PARIS • Smoking cost the world economy more than US$1.4 trillion (S$2 trillion) in 2012, and sucked up a twentieth of healthcare spending, a study shows.
The killer habit consumed the equivalent of nearly 2 per cent of global economic output or gross domestic product (GDP), according to experts from the World Health Organisation (WHO) and American Cancer Society, with almost 40 per cent of the burden falling on developing countries. These included a US$422 billion price tag for treatment and hospitalisation, as well as indirect costs from labour lost to illness and death.
"Smoking imposes a heavy economic burden throughout the world, particularly in Europe and North America, where the tobacco epidemic is most advanced," said the study published in the Tobacco Control journal yesterday. "These findings highlight the urgent need for countries to implement stronger tobacco control measures."
The authors say the study is the first to include low- and middle-income countries in a more accurate estimate of the tobacco epidemic's total global cost.
The team used data from 152 countries representing 97 per cent of the world's smokers in Africa, the Americas, the Eastern Mediterranean, Europe, South- east Asia and the Western Pacific. It included United Nations and World Bank data on illness and death attributable to smoking, national employment rates and national GDP.

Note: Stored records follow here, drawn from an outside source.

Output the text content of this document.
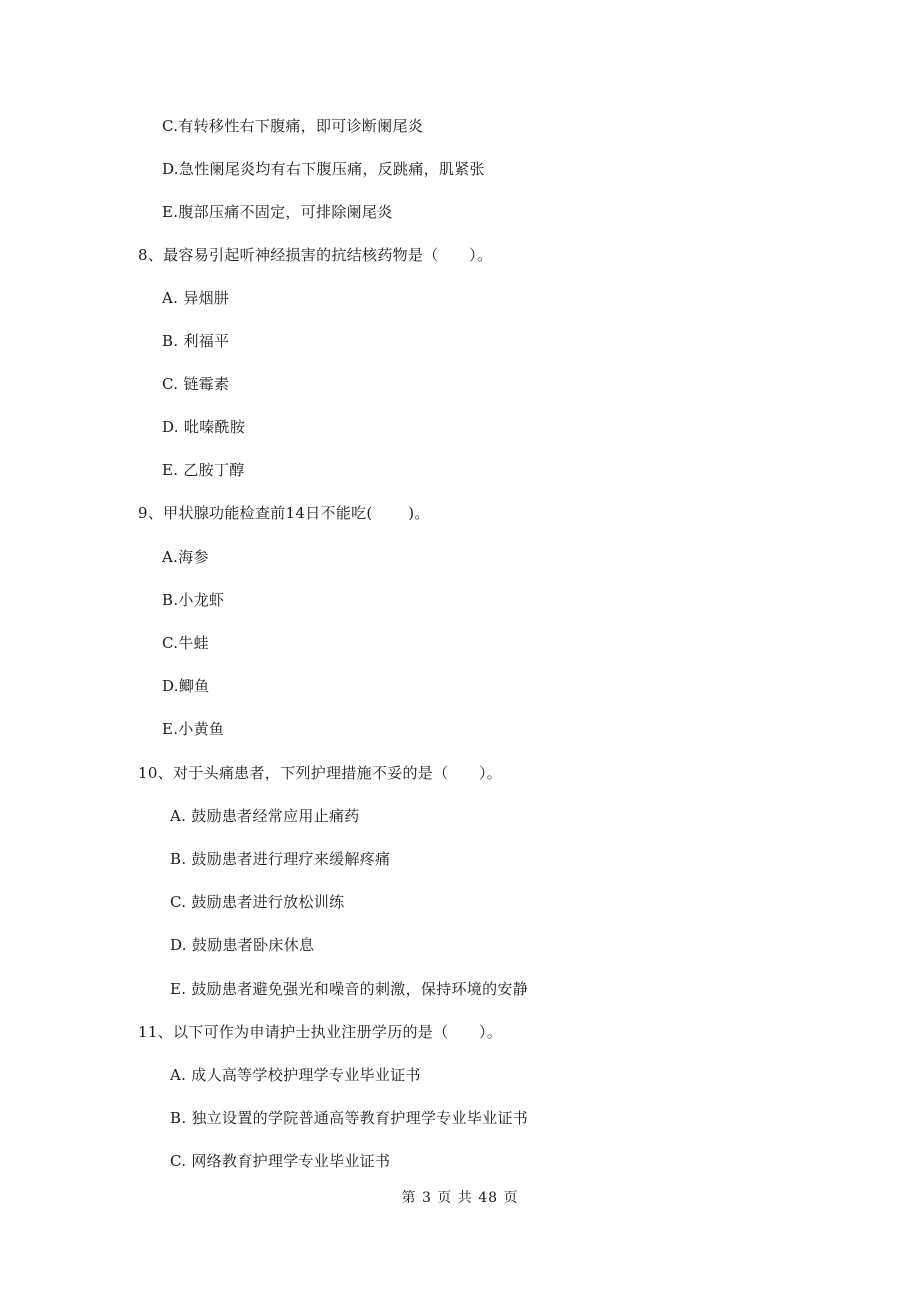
C.有转移性右下腹痛，即可诊断阑尾炎
D.急性阑尾炎均有右下腹压痛，反跳痛，肌紧张
E.腹部压痛不固定，可排除阑尾炎
8、最容易引起听神经损害的抗结核药物是（　　）。
A. 异烟肼
B. 利福平
C. 链霉素
D. 吡嗪酰胺
E. 乙胺丁醇
9、甲状腺功能检查前14日不能吃(　　 )。
A.海参
B.小龙虾
C.牛蛙
D.鲫鱼
E.小黄鱼
10、对于头痛患者，下列护理措施不妥的是（　　）。
A. 鼓励患者经常应用止痛药
B. 鼓励患者进行理疗来缓解疼痛
C. 鼓励患者进行放松训练
D. 鼓励患者卧床休息
E. 鼓励患者避免强光和噪音的刺激，保持环境的安静
11、以下可作为申请护士执业注册学历的是（　　）。
A. 成人高等学校护理学专业毕业证书
B. 独立设置的学院普通高等教育护理学专业毕业证书
C. 网络教育护理学专业毕业证书
第 3 页 共 48 页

In 2012, it found that "diseases caused by smoking accounted for 12 per cent (2.1 million) of all deaths among working-age adults aged 30 to 69 - with the highest proportion in Europe and the Americas".
Almost 40 per cent of the global economic cost was borne by low- and middle-income countries - a quarter by Brazil, Russia, India and China alone.
The researchers said the real cost was likely much higher. They did not include data on the health and economic harm caused by second-hand smoke inhalation, or by smokeless forms of tobacco use, such as chewing.
Tobacco use is "one of the biggest public health threats the world has ever faced," according to WHO, which says taxes are the most cost-effective deterrent.
Yet "only 33 countries, with 10 per cent of the world's population, have introduced taxes on tobacco products so that more than 75 per cent of the retail price is tax", WHO said on its website.
"Tobacco tax revenues are on average 269 times higher than spending on tobacco control, based on available data."